If this moment has any parallel in American history, it is the height of the Cold War, around 1957, when the Soviet Union leaped ahead of America in the space race by putting up the Sputnik satellite. Yes, there are many differences between that age and our own. The main challenge then came from those who wanted to put up walls; the main challenge to America today comes from the fact that all the walls are being taken down, and other countries can now compete with us much more directly. The main challenge in that world was from those practicing extreme communism, namely, Russia, China, and North Korea. The main challenge to America today is from those practicing extreme capitalism, namely, China, India, and South Korea. The main objective in that era was building a strong state; the main objective in this era is building strong individuals.

What this era has in common with the Cold War era, though, is that to meet the challenges of flatism requires as comprehensive, energetic, and focused a response as did meeting the challenge of communism. It requires our own version of the New Frontier and Great Society adapted to the age of flatness. It requires a president who can summon the nation to get smarter and study harder in science, math, and engineering in order to reach the new frontiers of knowledge that the flat world is rapidly opening up and pushing out. And it requires a Great Society that commits our government to building the infrastructure, safety nets, and institutions that will help every American become more employable in an age when no one can be guaranteed lifetime employment. I call my own version of this approach compassionate flatism.

Getting Americans to rally around compassionate flatism is much more difficult than getting them to rally around anticommunism. “National peril is a lot easier to convey than individual peril,” noted Johns Hopkins University foreign policy expert Michael Mandelbaum. Economics, as noted, is not like war, because economics can always be a win-win game. But sometimes I wish economics were more like war. In the Cold War, we actually got to see the Soviets parade their missiles in Red Square. We all got to be scared together, from one end of the country to the other, and all our politicians had to be focused and serious about marshaling the resources and educational programs to make sure Americans could keep pace with the Soviet Union.

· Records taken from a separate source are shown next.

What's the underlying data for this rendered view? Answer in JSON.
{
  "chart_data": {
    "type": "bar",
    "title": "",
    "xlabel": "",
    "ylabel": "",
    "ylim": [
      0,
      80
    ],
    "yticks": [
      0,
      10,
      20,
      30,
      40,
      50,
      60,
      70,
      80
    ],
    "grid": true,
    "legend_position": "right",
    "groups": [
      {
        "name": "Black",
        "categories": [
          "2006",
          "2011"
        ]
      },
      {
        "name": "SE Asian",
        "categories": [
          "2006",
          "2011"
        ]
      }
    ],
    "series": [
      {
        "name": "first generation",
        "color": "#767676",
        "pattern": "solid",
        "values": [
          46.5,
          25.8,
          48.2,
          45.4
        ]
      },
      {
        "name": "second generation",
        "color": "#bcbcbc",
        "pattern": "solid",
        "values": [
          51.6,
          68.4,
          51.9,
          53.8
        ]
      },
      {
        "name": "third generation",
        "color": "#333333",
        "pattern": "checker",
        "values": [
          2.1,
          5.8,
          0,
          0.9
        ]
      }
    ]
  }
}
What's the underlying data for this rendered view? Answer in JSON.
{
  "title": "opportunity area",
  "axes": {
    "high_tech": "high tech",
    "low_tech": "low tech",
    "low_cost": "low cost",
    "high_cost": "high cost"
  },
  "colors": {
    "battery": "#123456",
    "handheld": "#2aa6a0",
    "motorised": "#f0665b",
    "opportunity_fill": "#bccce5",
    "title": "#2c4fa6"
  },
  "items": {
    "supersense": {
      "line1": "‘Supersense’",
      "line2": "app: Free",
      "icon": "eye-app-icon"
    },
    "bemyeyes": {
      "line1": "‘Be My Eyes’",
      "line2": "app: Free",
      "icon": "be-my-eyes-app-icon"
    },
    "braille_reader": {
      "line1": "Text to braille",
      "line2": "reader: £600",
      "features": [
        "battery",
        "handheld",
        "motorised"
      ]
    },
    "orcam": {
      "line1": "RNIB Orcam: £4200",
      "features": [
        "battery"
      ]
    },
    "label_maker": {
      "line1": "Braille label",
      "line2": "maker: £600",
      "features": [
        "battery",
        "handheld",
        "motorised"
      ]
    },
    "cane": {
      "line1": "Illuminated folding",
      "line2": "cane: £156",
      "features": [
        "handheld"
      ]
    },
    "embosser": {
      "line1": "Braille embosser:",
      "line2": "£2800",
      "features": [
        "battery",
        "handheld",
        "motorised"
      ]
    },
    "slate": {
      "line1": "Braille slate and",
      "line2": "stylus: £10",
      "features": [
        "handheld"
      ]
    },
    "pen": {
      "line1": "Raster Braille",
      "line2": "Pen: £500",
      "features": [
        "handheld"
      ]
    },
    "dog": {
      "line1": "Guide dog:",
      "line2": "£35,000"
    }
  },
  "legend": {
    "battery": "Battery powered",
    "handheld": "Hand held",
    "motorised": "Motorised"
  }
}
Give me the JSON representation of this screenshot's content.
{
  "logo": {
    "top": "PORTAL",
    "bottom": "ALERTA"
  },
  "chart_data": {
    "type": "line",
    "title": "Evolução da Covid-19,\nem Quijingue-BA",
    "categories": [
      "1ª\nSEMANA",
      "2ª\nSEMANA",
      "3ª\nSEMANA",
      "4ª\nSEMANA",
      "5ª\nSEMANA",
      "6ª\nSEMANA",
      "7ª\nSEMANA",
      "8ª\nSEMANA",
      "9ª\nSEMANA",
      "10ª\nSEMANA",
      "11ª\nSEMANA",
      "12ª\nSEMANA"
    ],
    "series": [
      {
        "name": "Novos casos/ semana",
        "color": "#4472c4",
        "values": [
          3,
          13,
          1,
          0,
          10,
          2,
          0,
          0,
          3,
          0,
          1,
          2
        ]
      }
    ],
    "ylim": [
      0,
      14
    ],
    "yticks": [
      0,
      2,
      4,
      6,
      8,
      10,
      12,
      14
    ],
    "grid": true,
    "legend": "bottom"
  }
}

But today, alas, there is no missile threat coming from India. The “hot line,” which used to connect the Kremlin with the White House, has been replaced by the “help line,” which connects everyone in America to call centers in Bangalore. While the other end of the hotline might have had Leonid Brezhnev threatening nuclear war, the other end of the help line just has a soft voice eager to help you sort out your AOL bill or collaborate with you on a new piece of software. No, that voice has none of the menace of Nikita Khrushchev pounding a shoe on the table at the UN, and it has none of the sinister snarl of the bad guys in From Russia with Love. There is no Boris or Natasha saying “We will bury you” in a thick Russian accent. No, that voice on the help line just has a friendly Indian lilt that masks any sense of threat or challenge. It simply says: “Hello, my name is Rajiv. Can I help you?”

No, Rajiv, actually, you can't.

When it comes to responding to the challenges of the flat world, there is no help line we can call. We have to dig into ourselves. We in America have all the tools to do that, as I argued in Chapter 6. But, as I argued in Chapter 7, we have not been tending to those tools as we should. Hence, our quiet crisis. The assumption that because America's economy has dominated the world for more than a century, it will and must always be that way is as dangerous an illusion today as the illusion that America would always dominate in science and technology was back in 1950. But this is not going to be easy. Getting our society up to speed for a flat world is going to be extremely painstaking. We are going to have to start doing a lot of things differently. It is going to take the sort of focus and national will that President John F. Kennedy called for in his famous May 25, 1961, speech to Congress on “urgent national needs.” At that time, America was recovering from the twin shocks of Sputnik and the Soviet space launch of a cosmonaut, Yuri Gagarin, less than two months before Kennedy's speech. Kennedy knew that while America had enormous human and institutional assets-far more than the Soviet Union-they were not being fully utilized.